Infine, c’è la terapia chirurgica, che, per la maggior parte dei tumori, è l’unica e più potente arma a nostra disposizione. È un obiettivo raggiunto faticosamente nel corso della storia dell’uomo: per tutto il medioevo, la chirurgia è stata completamente ignorata, perché da un lato mancavano antibiotici e anestetici, dall’altro tanto la religione cattolica quanto quella musulmana proibivano di intervenire sui visceri per scopi medicamentosi. Solo a partire dall’illuminismo, ci si è liberati di questo problema etico, e la chirurgia ha fatto passi da gigante.

Nei casi in cui la chirurgia non basta, si deve ricorrere alla chemioterapia. Il primo esperimento di chemioterapia risale alla seconda guerra mondiale: in seguito a un bombardamento tedesco al porto di Bari, affondarono alcune navi contenenti sostanze tossiche che si dispersero in mare. Alcuni fra i marinai e i lavoratori del porto, dopo il bombardamento, presentavano un abbassamento notevole dei globuli bianchi. Studiando i componenti tossici dispersi nell’acqua, si scoprì che vi erano contenute molte sostanze che si sarebbero rivelate efficaci farmaci chemioterapici.

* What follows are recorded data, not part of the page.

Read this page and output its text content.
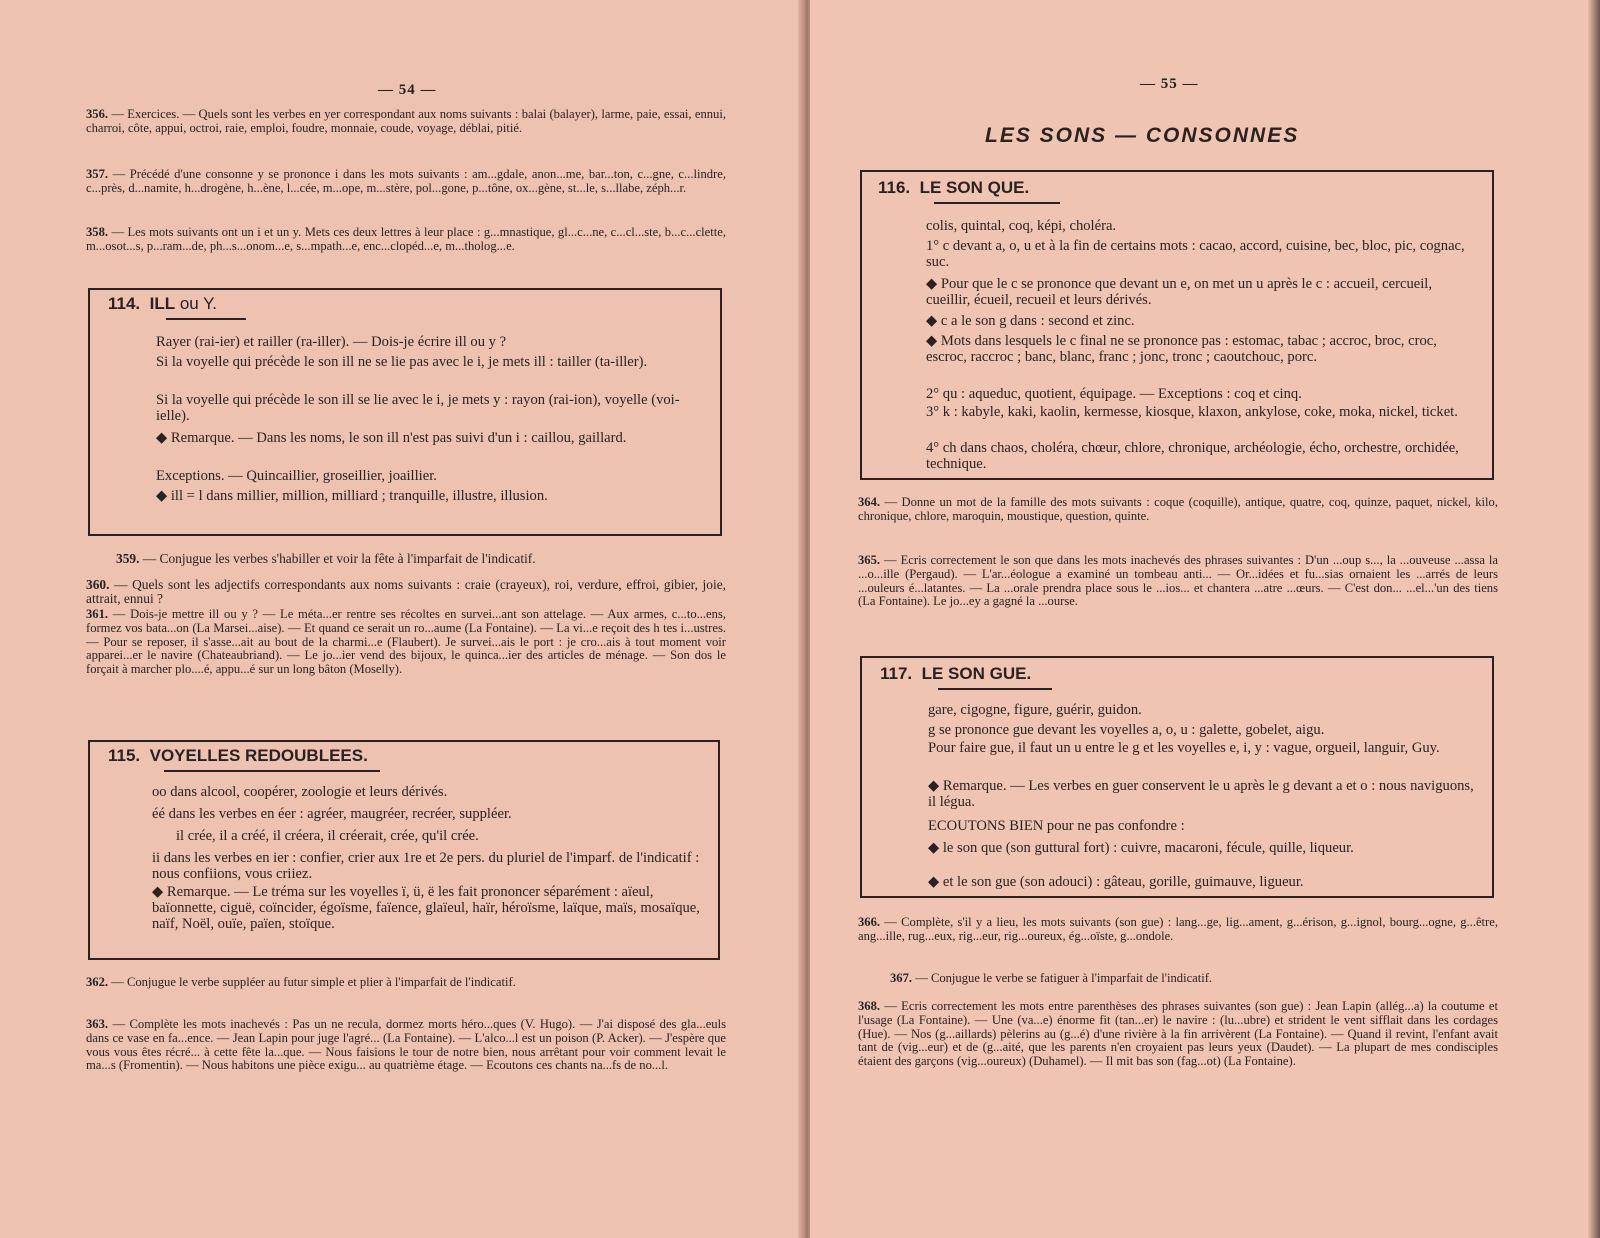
— 54 —

356. — Exercices. — Quels sont les verbes en yer correspondant aux noms suivants : balai (balayer), larme, paie, essai, ennui, charroi, côte, appui, octroi, raie, emploi, foudre, monnaie, coude, voyage, déblai, pitié.

357. — Précédé d'une consonne y se prononce i dans les mots suivants : am...gdale, anon...me, bar...ton, c...gne, c...lindre, c...près, d...namite, h...drogène, h...ène, l...cée, m...ope, m...stère, pol...gone, p...tône, ox...gène, st...le, s...llabe, zéph...r.

358. — Les mots suivants ont un i et un y. Mets ces deux lettres à leur place : g...mnastique, gl...c...ne, c...cl...ste, b...c...clette, m...osot...s, p...ram...de, ph...s...onom...e, s...mpath...e, enc...clopéd...e, m...tholog...e.

114. ILL ou Y.

Rayer (rai-ier) et railler (ra-iller). — Dois-je écrire ill ou y ?

Si la voyelle qui précède le son ill ne se lie pas avec le i, je mets ill : tailler (ta-iller).

Si la voyelle qui précède le son ill se lie avec le i, je mets y : rayon (rai-ion), voyelle (voi-ielle).

◆ Remarque. — Dans les noms, le son ill n'est pas suivi d'un i : caillou, gaillard.

Exceptions. — Quincaillier, groseillier, joaillier.

◆ ill = l dans millier, million, milliard ; tranquille, illustre, illusion.

359. — Conjugue les verbes s'habiller et voir la fête à l'imparfait de l'indicatif.

360. — Quels sont les adjectifs correspondants aux noms suivants : craie (crayeux), roi, verdure, effroi, gibier, joie, attrait, ennui ?

361. — Dois-je mettre ill ou y ? — Le méta...er rentre ses récoltes en survei...ant son attelage. — Aux armes, c...to...ens, formez vos bata...on (La Marsei...aise). — Et quand ce serait un ro...aume (La Fontaine). — La vi...e reçoit des h tes i...ustres. — Pour se reposer, il s'asse...ait au bout de la charmi...e (Flaubert). Je survei...ais le port : je cro...ais à tout moment voir apparei...er le navire (Chateaubriand). — Le jo...ier vend des bijoux, le quinca...ier des articles de ménage. — Son dos le forçait à marcher plo....é, appu...é sur un long bâton (Moselly).

115. VOYELLES REDOUBLEES.

oo dans alcool, coopérer, zoologie et leurs dérivés.

éé dans les verbes en éer : agréer, maugréer, recréer, suppléer.

il crée, il a créé, il créera, il créerait, crée, qu'il crée.

ii dans les verbes en ier : confier, crier aux 1re et 2e pers. du pluriel de l'imparf. de l'indicatif : nous confiions, vous criiez.

◆ Remarque. — Le tréma sur les voyelles ï, ü, ë les fait prononcer séparément : aïeul, baïonnette, ciguë, coïncider, égoïsme, faïence, glaïeul, haïr, héroïsme, laïque, maïs, mosaïque, naïf, Noël, ouïe, païen, stoïque.

362. — Conjugue le verbe suppléer au futur simple et plier à l'imparfait de l'indicatif.

363. — Complète les mots inachevés : Pas un ne recula, dormez morts héro...ques (V. Hugo). — J'ai disposé des gla...euls dans ce vase en fa...ence. — Jean Lapin pour juge l'agré... (La Fontaine). — L'alco...l est un poison (P. Acker). — J'espère que vous vous êtes récré... à cette fête la...que. — Nous faisions le tour de notre bien, nous arrêtant pour voir comment levait le ma...s (Fromentin). — Nous habitons une pièce exigu... au quatrième étage. — Ecoutons ces chants na...fs de no...l.

— 55 —
LES SONS — CONSONNES
116. LE SON QUE.

colis, quintal, coq, képi, choléra.

1° c devant a, o, u et à la fin de certains mots : cacao, accord, cuisine, bec, bloc, pic, cognac, suc.

◆ Pour que le c se prononce que devant un e, on met un u après le c : accueil, cercueil, cueillir, écueil, recueil et leurs dérivés.

◆ c a le son g dans : second et zinc.

◆ Mots dans lesquels le c final ne se prononce pas : estomac, tabac ; accroc, broc, croc, escroc, raccroc ; banc, blanc, franc ; jonc, tronc ; caoutchouc, porc.

2° qu : aqueduc, quotient, équipage. — Exceptions : coq et cinq.

3° k : kabyle, kaki, kaolin, kermesse, kiosque, klaxon, ankylose, coke, moka, nickel, ticket.

4° ch dans chaos, choléra, chœur, chlore, chronique, archéologie, écho, orchestre, orchidée, technique.

364. — Donne un mot de la famille des mots suivants : coque (coquille), antique, quatre, coq, quinze, paquet, nickel, kilo, chronique, chlore, maroquin, moustique, question, quinte.

365. — Ecris correctement le son que dans les mots inachevés des phrases suivantes : D'un ...oup s..., la ...ouveuse ...assa la ...o...ille (Pergaud). — L'ar...éologue a examiné un tombeau anti... — Or...idées et fu...sias ornaient les ...arrés de leurs ...ouleurs é...latantes. — La ...orale prendra place sous le ...ios... et chantera ...atre ...œurs. — C'est don... ...el...'un des tiens (La Fontaine). Le jo...ey a gagné la ...ourse.

117. LE SON GUE.

gare, cigogne, figure, guérir, guidon.

g se prononce gue devant les voyelles a, o, u : galette, gobelet, aigu.

Pour faire gue, il faut un u entre le g et les voyelles e, i, y : vague, orgueil, languir, Guy.

◆ Remarque. — Les verbes en guer conservent le u après le g devant a et o : nous naviguons, il légua.

ECOUTONS BIEN pour ne pas confondre :

◆ le son que (son guttural fort) : cuivre, macaroni, fécule, quille, liqueur.

◆ et le son gue (son adouci) : gâteau, gorille, guimauve, ligueur.

366. — Complète, s'il y a lieu, les mots suivants (son gue) : lang...ge, lig...ament, g...érison, g...ignol, bourg...ogne, g...être, ang...ille, rug...eux, rig...eur, rig...oureux, ég...oïste, g...ondole.

367. — Conjugue le verbe se fatiguer à l'imparfait de l'indicatif.

368. — Ecris correctement les mots entre parenthèses des phrases suivantes (son gue) : Jean Lapin (allég...a) la coutume et l'usage (La Fontaine). — Une (va...e) énorme fit (tan...er) le navire : (lu...ubre) et strident le vent sifflait dans les cordages (Hue). — Nos (g...aillards) pèlerins au (g...é) d'une rivière à la fin arrivèrent (La Fontaine). — Quand il revint, l'enfant avait tant de (vig...eur) et de (g...aité, que les parents n'en croyaient pas leurs yeux (Daudet). — La plupart de mes condisciples étaient des garçons (vig...oureux) (Duhamel). — Il mit bas son (fag...ot) (La Fontaine).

Come ricordava Paolo Pontiggia, la chemioterapia è nata con i tumori del sistema linfatico e i risultati in quel campo sono stati straordinari, ma con i tumori solidi i risultati sono stati inferiori. Ciononostante, sono stati fatti notevoli passi nella chemioterapia palliativa, ossia nei casi in cui il tumore rimane nell’individuo perché troppo avanzato per essere asportato. Fino a dieci anni fa, un paziente con un tumore colon-rettale in fase avanzata aveva una prospettiva di vita di sei mesi. Oggi, con i farmaci chemioterapici e gli anticorpi monoclonari specifici – che però sono ancora molto costosi – la sopravvivenza media è passata da sei mesi a tre anni. Anche nei tumori solidi, sebbene con molta fatica, la chemioterapia sta facendo passi avanti, ma il problema principale, com’è risaputo, è che questi farmaci sono tossici e non discriminano tra cellule malate e cellule sane.